Le 9 avril 2001 mourrait Jérôme Lindon, directeur des éditions de Minuit. A l'instar de Gaston Gallimard, il fut une figure incontournable de l'édition française. La comparaison avec le patron de la rue Sébastien-Bottin s'arrête là, tant leurs trajectoires paraissent bien différentes. Au prestige et au "classicisme" de Gallimard répondent l'exigence et l'engagement de Minuit.
Créée dans la clandestinité par Vercors, la maison vit le jour en 1942 sous l'occupation allemande grâce au courage d'imprimeurs travaillant la nuit tombée (d'où le nom). Ainsi, des textes d'illustres écrivains (Aragon, Mauriac...) cachés sous des pseudonymes furent distribués sous le manteau. Mais ce fut l'énorme succès du Silence de la mer de Vercors qui assit la réputation de la maison avant qu'un jeune résistant, Jérôme Lindon, n'en prenne les rennes. Dix ans après la disparition de celui qui offrit à la maison ses lettres de noblesses, la médiathèque vous propose une sélection de titres qui firent et font encore des éditions de Minuit un modèle pour nombre de lecteurs.

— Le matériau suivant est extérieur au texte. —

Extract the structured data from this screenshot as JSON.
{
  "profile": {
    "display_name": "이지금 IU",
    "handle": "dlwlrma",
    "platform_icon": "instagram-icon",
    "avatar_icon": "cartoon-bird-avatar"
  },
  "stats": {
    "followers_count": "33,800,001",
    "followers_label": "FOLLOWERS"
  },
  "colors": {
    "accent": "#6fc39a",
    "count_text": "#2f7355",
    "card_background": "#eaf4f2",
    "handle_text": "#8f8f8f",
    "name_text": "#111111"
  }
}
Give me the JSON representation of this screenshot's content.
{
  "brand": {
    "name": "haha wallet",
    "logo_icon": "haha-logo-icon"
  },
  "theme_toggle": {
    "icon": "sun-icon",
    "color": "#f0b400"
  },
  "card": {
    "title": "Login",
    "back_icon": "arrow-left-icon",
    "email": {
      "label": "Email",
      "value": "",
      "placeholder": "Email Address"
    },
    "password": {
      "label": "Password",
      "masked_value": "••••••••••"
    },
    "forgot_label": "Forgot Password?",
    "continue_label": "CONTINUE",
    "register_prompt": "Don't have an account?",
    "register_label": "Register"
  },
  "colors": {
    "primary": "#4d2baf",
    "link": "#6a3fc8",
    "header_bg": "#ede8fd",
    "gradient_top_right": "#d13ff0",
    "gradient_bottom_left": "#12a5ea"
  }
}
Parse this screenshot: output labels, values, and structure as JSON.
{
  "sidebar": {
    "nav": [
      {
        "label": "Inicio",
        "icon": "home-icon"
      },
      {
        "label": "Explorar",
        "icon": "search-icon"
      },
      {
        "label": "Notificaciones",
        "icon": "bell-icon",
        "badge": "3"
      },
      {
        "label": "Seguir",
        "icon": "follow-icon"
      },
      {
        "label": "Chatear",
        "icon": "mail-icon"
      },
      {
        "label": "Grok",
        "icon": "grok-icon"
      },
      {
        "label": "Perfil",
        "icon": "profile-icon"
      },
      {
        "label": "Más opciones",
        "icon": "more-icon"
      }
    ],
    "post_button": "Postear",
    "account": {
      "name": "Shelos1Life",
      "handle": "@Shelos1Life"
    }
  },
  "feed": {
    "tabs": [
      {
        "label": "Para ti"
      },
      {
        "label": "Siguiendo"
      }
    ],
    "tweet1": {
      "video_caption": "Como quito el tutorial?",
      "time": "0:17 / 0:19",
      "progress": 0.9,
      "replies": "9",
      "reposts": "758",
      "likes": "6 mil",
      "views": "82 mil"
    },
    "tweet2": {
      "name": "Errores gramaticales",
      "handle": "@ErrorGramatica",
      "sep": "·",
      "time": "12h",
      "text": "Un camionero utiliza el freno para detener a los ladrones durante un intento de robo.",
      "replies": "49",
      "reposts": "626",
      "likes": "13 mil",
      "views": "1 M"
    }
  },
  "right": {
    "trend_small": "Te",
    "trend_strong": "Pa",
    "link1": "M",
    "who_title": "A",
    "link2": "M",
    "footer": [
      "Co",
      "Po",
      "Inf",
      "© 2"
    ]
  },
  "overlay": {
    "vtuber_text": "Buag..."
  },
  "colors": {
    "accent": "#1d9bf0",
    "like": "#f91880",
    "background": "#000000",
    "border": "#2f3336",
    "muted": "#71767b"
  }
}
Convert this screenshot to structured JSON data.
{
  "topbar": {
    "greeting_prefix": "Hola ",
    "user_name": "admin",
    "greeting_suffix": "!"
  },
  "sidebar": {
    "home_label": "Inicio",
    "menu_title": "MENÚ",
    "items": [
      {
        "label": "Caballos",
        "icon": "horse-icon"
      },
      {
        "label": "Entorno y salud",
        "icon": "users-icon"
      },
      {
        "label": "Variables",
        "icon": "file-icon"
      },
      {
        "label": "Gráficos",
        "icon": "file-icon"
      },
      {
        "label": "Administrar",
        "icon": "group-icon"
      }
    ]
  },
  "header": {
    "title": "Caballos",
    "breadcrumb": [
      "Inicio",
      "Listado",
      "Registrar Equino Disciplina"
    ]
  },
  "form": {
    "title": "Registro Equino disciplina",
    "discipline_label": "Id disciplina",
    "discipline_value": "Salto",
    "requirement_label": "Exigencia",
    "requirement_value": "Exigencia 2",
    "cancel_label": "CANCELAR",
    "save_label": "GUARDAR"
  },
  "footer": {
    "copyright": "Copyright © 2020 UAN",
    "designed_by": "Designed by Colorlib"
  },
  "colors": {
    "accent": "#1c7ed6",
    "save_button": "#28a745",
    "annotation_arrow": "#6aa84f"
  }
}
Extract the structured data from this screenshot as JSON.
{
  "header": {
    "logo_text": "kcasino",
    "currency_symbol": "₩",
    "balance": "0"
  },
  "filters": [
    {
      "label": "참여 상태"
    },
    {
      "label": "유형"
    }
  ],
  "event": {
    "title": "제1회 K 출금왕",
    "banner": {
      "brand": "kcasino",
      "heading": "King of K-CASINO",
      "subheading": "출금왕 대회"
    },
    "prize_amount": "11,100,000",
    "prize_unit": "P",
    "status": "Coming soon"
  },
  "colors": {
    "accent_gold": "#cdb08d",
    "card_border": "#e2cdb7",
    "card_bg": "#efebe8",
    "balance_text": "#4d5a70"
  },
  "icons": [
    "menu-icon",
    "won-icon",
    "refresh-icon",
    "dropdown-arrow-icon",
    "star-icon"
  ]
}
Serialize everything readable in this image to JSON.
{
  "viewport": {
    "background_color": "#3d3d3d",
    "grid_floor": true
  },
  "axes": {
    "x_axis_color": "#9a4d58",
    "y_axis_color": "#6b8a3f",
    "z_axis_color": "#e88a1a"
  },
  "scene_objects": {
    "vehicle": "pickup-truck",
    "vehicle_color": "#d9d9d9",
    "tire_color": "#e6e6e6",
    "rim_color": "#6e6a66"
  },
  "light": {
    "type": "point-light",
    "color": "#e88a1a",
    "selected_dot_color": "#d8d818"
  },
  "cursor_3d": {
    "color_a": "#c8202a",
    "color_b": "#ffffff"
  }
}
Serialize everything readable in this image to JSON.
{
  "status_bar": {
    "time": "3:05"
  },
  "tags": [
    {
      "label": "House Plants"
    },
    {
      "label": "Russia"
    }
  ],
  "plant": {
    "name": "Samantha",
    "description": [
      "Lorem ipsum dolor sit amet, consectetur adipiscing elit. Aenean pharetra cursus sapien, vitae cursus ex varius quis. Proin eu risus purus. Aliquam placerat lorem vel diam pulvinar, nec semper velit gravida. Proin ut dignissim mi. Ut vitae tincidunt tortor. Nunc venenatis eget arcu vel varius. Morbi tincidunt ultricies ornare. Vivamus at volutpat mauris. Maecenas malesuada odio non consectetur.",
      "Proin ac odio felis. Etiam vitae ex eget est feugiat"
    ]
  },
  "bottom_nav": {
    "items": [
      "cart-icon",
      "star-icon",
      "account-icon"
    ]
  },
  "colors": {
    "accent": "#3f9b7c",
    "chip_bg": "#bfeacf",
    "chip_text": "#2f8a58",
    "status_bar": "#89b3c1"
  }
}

« Ça s’arrête un matin gris, dans une rue de Trouville, le jeudi 12 avril 2001. Je suis en train de faire des courses quand mon téléphone sonne dans ma poche. C’est Irène qui m’annonce que Jérôme Lindon est mort lundi, et enterré ce jeudi matin même. Les heures qui suivent, je n’ai pas envie d’en parler. » Le magnifique Jérôme Lindon de Jean Echenoz est sans nul doute le plus bel hommage rendu à cette figure atypique. En 1948, confronté à de lourds problèmes financiers , Vercors quitte la direction de Minuit et cède sa place Jérôme Lindon. Malgré la situation, ce dernier n'hésite pas à publier des auteurs réputés (Georges Bataille, Arthur Miller, Karl Jaspers...) mais qui pourtant ne vendent pas. Puis, en 1950, Suzanne Beckett présente à Minuit trois manuscrits de son mari que de nombreux éditeurs ont refusés. Un an plus tard, Molloy, le premier roman de l'Irlandais - qui vit en France depuis 1938 et écrit en français - paraît. « Il est sympathique ce jeune homme. Quand je pense qu'il va faire faillite à cause de moi », dit Samuel Beckett à la sortie de son livre. Mais, bon an, mal an, les éditions tiennent et en 1953, En attendant Godot, est montée par Roger Blin au Théâtre Babylone. La pièce fait sensation et les éditions de Minuit voient plus sereinement leur place au sein de l'édition française.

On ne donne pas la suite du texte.